IX. Soya as the Solution to Hunger: Changing the Argentinean Diet
Over the last few years, as resistance to RR soya has grown outside Argentina, propaganda to promote soya as the solution to problems within Argentina, especially hunger, has increased. At the end of 2001, the Argentine Association of Direct Drilling Producers (AAPRESID) launched the "Soya Solidarity" campaign, through which 1 kg of soya for every tonne exported was "donated" to feed hungry people. In fact, although at first it was given away free of charge, it was later sold. At the same time, big efforts were made to promote soya as a safe and nutritious substitute for meat, milk and eggs. Some even asserted that it was superior in quality and safety to all three. Because soya never formed part of the traditional Argentine diet, nobody knew how to use it. Therefore, recipes were soon concocted for making dishes using soya instead of meat, eggs or milk. However, even though soya was cheap, the public remained unconvinced and many public projects gave up using soya altogether. The government continued to provide the information that soya should not be given to children under 5 and only to those under 2 with a doctor's advice. Yet it did nothing to oppose the promotion of soya, even though the National Forum for a Feeding and Nutrition Plan (2002) made it clear that soya is not good for bone development and that it contains little iron, of a kind that is difficult for the body to utilise. They also recommended that its protein should be complemented with that of other vegetables.
As soya was touted as the solution to hunger and malnutrition, the corporations and influential social actors joined ranks. The Church became involved in the charitable efforts of Soya Solidarity to feed the poor with soya and DuPont pledged assistance through its "Proteins for Life" programme. The "Food Bank Project", which began in 2000, collects unsold food stocks from companies for distribution (including Kraft Argentina, NestlÈ Argentina, and Procter & Gamble). Along with DuPont and the National Scientific and Technical Investigation Council of Argentina, the Food Bank Project has been experimenting with ways of including other foods to supplement the nutritional values and taste of soya. DuPont recently provided food fortified with soya proteins to 3,500 poor people in Buenos Aires.
X. Conclusions
This case study shows that industrial soya production is not a sustainable option. Nor is the production of GE crops for export a solution to hunger. In fact, as RR soya production has risen, hunger has increased in Argentina to unprecedented levels.
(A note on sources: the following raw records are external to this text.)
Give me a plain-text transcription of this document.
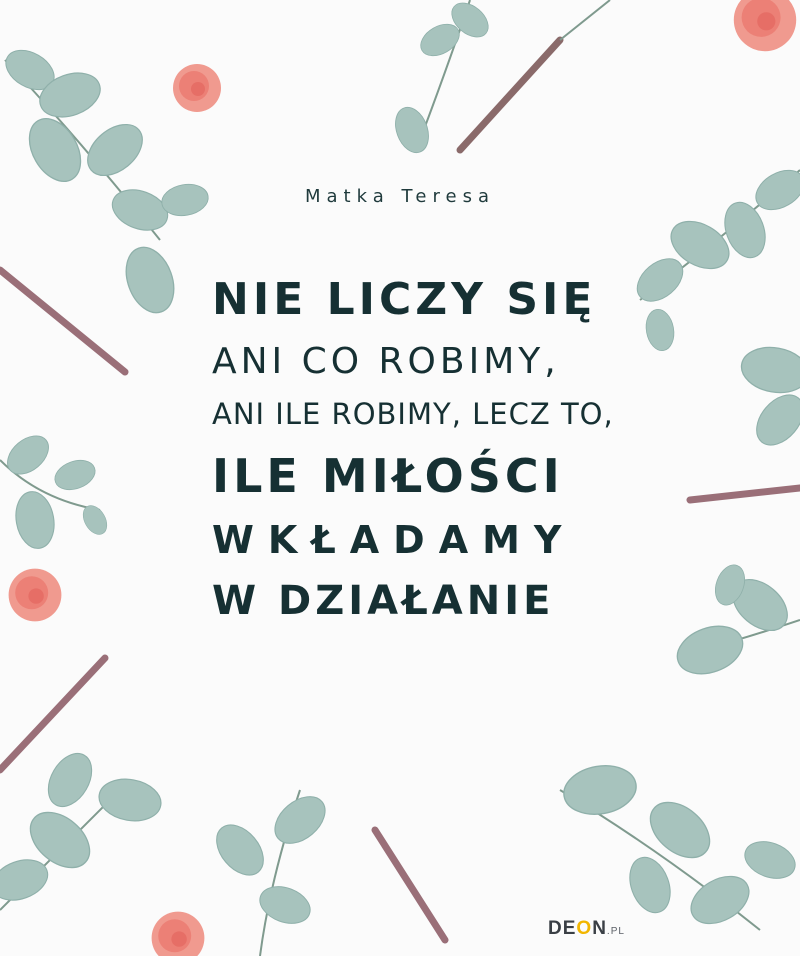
Matka Teresa
NIE LICZY SIĘ
ANI CO ROBIMY,
ANI ILE ROBIMY, LECZ TO,
ILE MIŁOŚCI
WKŁADAMY
W DZIAŁANIE
DEON.PL
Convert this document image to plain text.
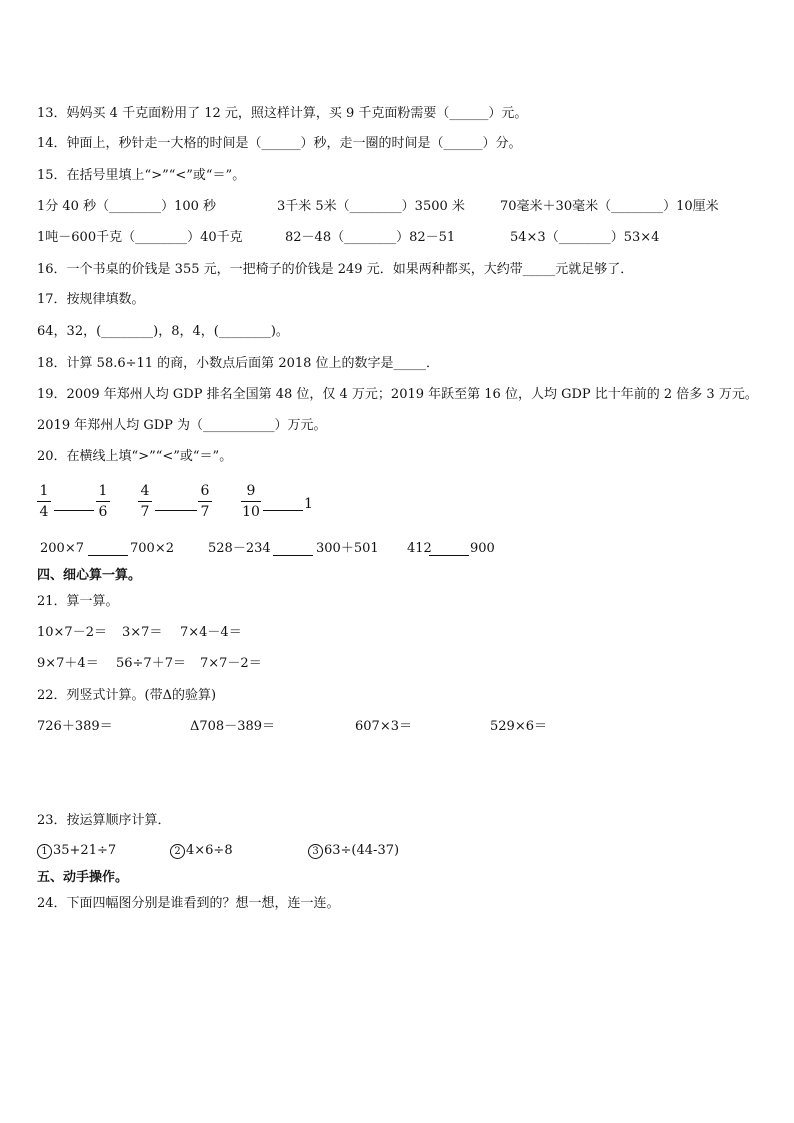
13．妈妈买 4 千克面粉用了 12 元，照这样计算，买 9 千克面粉需要（______）元。
14．钟面上，秒针走一大格的时间是（______）秒，走一圈的时间是（______）分。
15．在括号里填上“>”“<”或“＝”。
1分 40 秒（________）100 秒	3千米 5米（________）3500 米	70毫米＋30毫米（________）10厘米
1吨－600千克（________）40千克	82－48（________）82－51	54×3（________）53×4
16．一个书桌的价钱是 355 元，一把椅子的价钱是 249 元．如果两种都买，大约带_____元就足够了．
17．按规律填数。
64，32，(________)，8，4，(________)。
18．计算 58.6÷11 的商，小数点后面第 2018 位上的数字是_____．
19．2009 年郑州人均 GDP 排名全国第 48 位，仅 4 万元；2019 年跃至第 16 位，人均 GDP 比十年前的 2 倍多 3 万元。
2019 年郑州人均 GDP 为（___________）万元。
20．在横线上填“>”“<”或“＝”。
1
4
1
6
4
7
6
7
9
10	1
200×7	700×2	528－234	300＋501 412	900
四、细心算一算。
21．算一算。
10×7－2＝ 3×7＝ 7×4－4＝
9×7＋4＝ 56÷7＋7＝ 7×7－2＝
22．列竖式计算。(带Δ的验算)
726＋389＝	Δ708－389＝	607×3＝	529×6＝
23．按运算顺序计算．
1 35+21÷7	2 4×6÷8	3 63÷(44-37)
五、动手操作。
24．下面四幅图分别是谁看到的？想一想，连一连。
Moreover, the use of agrochemicals has not been reduced. Argentinean agriculture has not only become dependent on inputs, but is also using pesticides which are prohibited elsewhere. Furthermore, Argentina has committed itself to the production of commodities for export, at the expense of its own natural resources and future generations, in order to service its debts. This focus on exports is the standard prescription of the international financial institutions, such as the World Bank, that promote the opening up of countries to free trade. The effect is to deprive countries of control over their own development, repeating the pattern of the colonial period. GE crops have played a key role in facilitating this process in Argentina. The Argentine case should sound the alarm for any country seeking to defend its food security and sovereignty.
- 1. RoundUp Ready soya, Monsanto's soya genetically engineered to be resistant to the herbicide glyphosate and described therefore as RR soya, RoundUp being the brand name of Monsanto's glyphosate product.